La dernière lettre contient une publicité d’une agence de voyages. « Découvrez l’île aux fleurs ». Une vaste anse d’une mer limpide avec quelques bateaux au mouillage, une montagne toute en rondeurs. Une jeune fille exhibe des dents blanches. Dès 1549 euros, 7 nuits, croisière sur catamaran incluse. Il ne se sent pas bien, son corps est douloureux.
Il se lève, retourne à la salle de bain et fait couler de l’eau froide dont il s’asperge le front et les joues. Dans le reflet du miroir, il ne distingue plus son visage. Il se frotte les yeux, regarde ses mains. Il ne les voit plus. Ce n’est pas un problème de vue.
Hippolyte est en train de disparaître de ce monde. Et cela, n’a rien à voir avec son accident. Il y a quelques semaines encore, Hippolyte vivait sa vie sans encombre, il était un personnage d’un roman de fiction. Il était employé de bureau qui prenait son train tous les matins pour se rendre à son travail, qui le reprenait le soi pour rentrer chez lui. Il commence à comprendre ce qu’il se passe.
Hippolyte n’est plus employé de bureau, il est aujourd’hui un personnage qui veut devenir écrivain. Alors, il commence à comprendre qu’il est en train de quitter ce monde.
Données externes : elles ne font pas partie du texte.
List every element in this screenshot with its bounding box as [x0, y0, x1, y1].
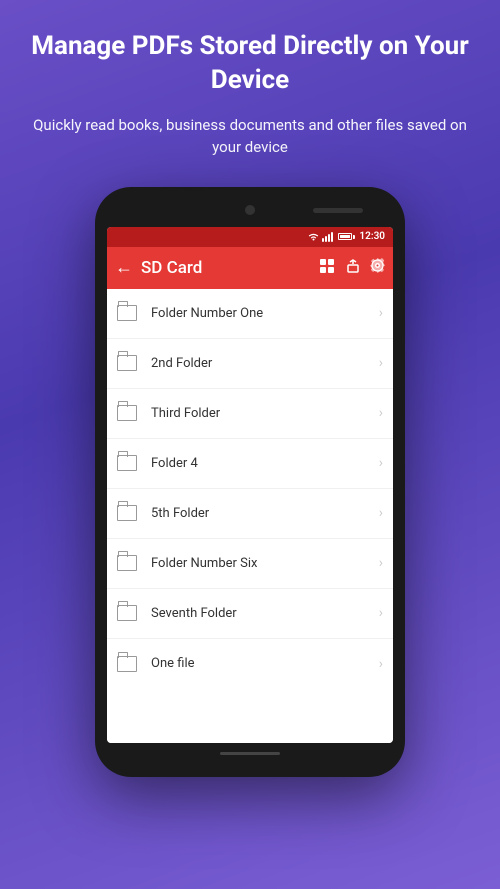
folder-icon	[117, 405, 137, 421]
phone-top-bar	[107, 199, 393, 227]
list-item[interactable]: 2nd Folder›	[107, 339, 393, 389]
main-title: Manage PDFs Stored Directly on Your Devi…	[30, 30, 470, 98]
toolbar-actions	[320, 258, 385, 277]
wifi-icon	[308, 232, 319, 241]
chevron-right-icon: ›	[379, 405, 383, 421]
folder-icon	[117, 555, 137, 571]
folder-icon	[117, 605, 137, 621]
phone-speaker	[313, 208, 363, 213]
phone-camera	[245, 205, 255, 215]
status-bar: 12:30	[107, 227, 393, 247]
status-icons: 12:30	[308, 231, 385, 242]
status-time: 12:30	[359, 231, 385, 242]
phone-body: 12:30 ← SD Card	[95, 187, 405, 777]
phone-screen: 12:30 ← SD Card	[107, 227, 393, 743]
chevron-right-icon: ›	[379, 455, 383, 471]
file-item-name: Folder Number One	[151, 306, 379, 321]
folder-icon	[117, 505, 137, 521]
home-indicator	[220, 752, 280, 755]
toolbar-upload-icon[interactable]	[346, 259, 360, 277]
list-item[interactable]: One file›	[107, 639, 393, 689]
chevron-right-icon: ›	[379, 605, 383, 621]
list-item[interactable]: 5th Folder›	[107, 489, 393, 539]
phone-mockup: 12:30 ← SD Card	[95, 187, 405, 777]
battery-icon	[338, 233, 352, 240]
battery-fill	[340, 235, 350, 238]
list-item[interactable]: Folder Number Six›	[107, 539, 393, 589]
phone-bottom-bar	[107, 743, 393, 765]
app-toolbar: ← SD Card	[107, 247, 393, 289]
file-item-name: 5th Folder	[151, 506, 379, 521]
chevron-right-icon: ›	[379, 555, 383, 571]
folder-icon	[117, 656, 137, 672]
chevron-right-icon: ›	[379, 656, 383, 672]
list-item[interactable]: Third Folder›	[107, 389, 393, 439]
chevron-right-icon: ›	[379, 505, 383, 521]
file-item-name: Folder 4	[151, 456, 379, 471]
file-item-name: One file	[151, 656, 379, 671]
list-item[interactable]: Seventh Folder›	[107, 589, 393, 639]
folder-icon	[117, 305, 137, 321]
file-item-name: Third Folder	[151, 406, 379, 421]
toolbar-title: SD Card	[141, 258, 320, 278]
chevron-right-icon: ›	[379, 305, 383, 321]
header-section: Manage PDFs Stored Directly on Your Devi…	[0, 0, 500, 169]
folder-icon	[117, 455, 137, 471]
list-item[interactable]: Folder Number One›	[107, 289, 393, 339]
toolbar-settings-icon[interactable]	[370, 258, 385, 277]
file-item-name: 2nd Folder	[151, 356, 379, 371]
toolbar-list-icon[interactable]	[320, 259, 336, 277]
list-item[interactable]: Folder 4›	[107, 439, 393, 489]
chevron-right-icon: ›	[379, 355, 383, 371]
main-subtitle: Quickly read books, business documents a…	[30, 114, 470, 159]
file-list: Folder Number One›2nd Folder›Third Folde…	[107, 289, 393, 743]
signal-icon	[322, 232, 333, 242]
back-button[interactable]: ←	[115, 257, 133, 278]
folder-icon	[117, 355, 137, 371]
file-item-name: Folder Number Six	[151, 556, 379, 571]
file-item-name: Seventh Folder	[151, 606, 379, 621]
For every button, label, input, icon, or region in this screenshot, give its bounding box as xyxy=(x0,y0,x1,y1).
Il est en train de quitter le livre.
Parce que ce livre ne raconte pas l’histoire d’un homme qui veut devenir écrivain.
je note le miroir qui sert d’interface entre l’avant et l’après
c’est une histoire de fou, surtout quand l’argent fait irruption après les constatations de changement, de vieillissement
et du coup on sait qu’il a des problèmes de prostate, qu’il ne se sent pas très bien, on a peur soudain qu’il nous claque dans les mains alors qu’on est en train de lire…
Merci Françoise. Oui, l’argent illustre le passage d’une réalité, celle d’un personnage de fiction pour lequel il n’avait pas lieu d’exister, à une autre, celle de l’écrivain qui en a besoin pour vivre. Merci encore pour ta lecture.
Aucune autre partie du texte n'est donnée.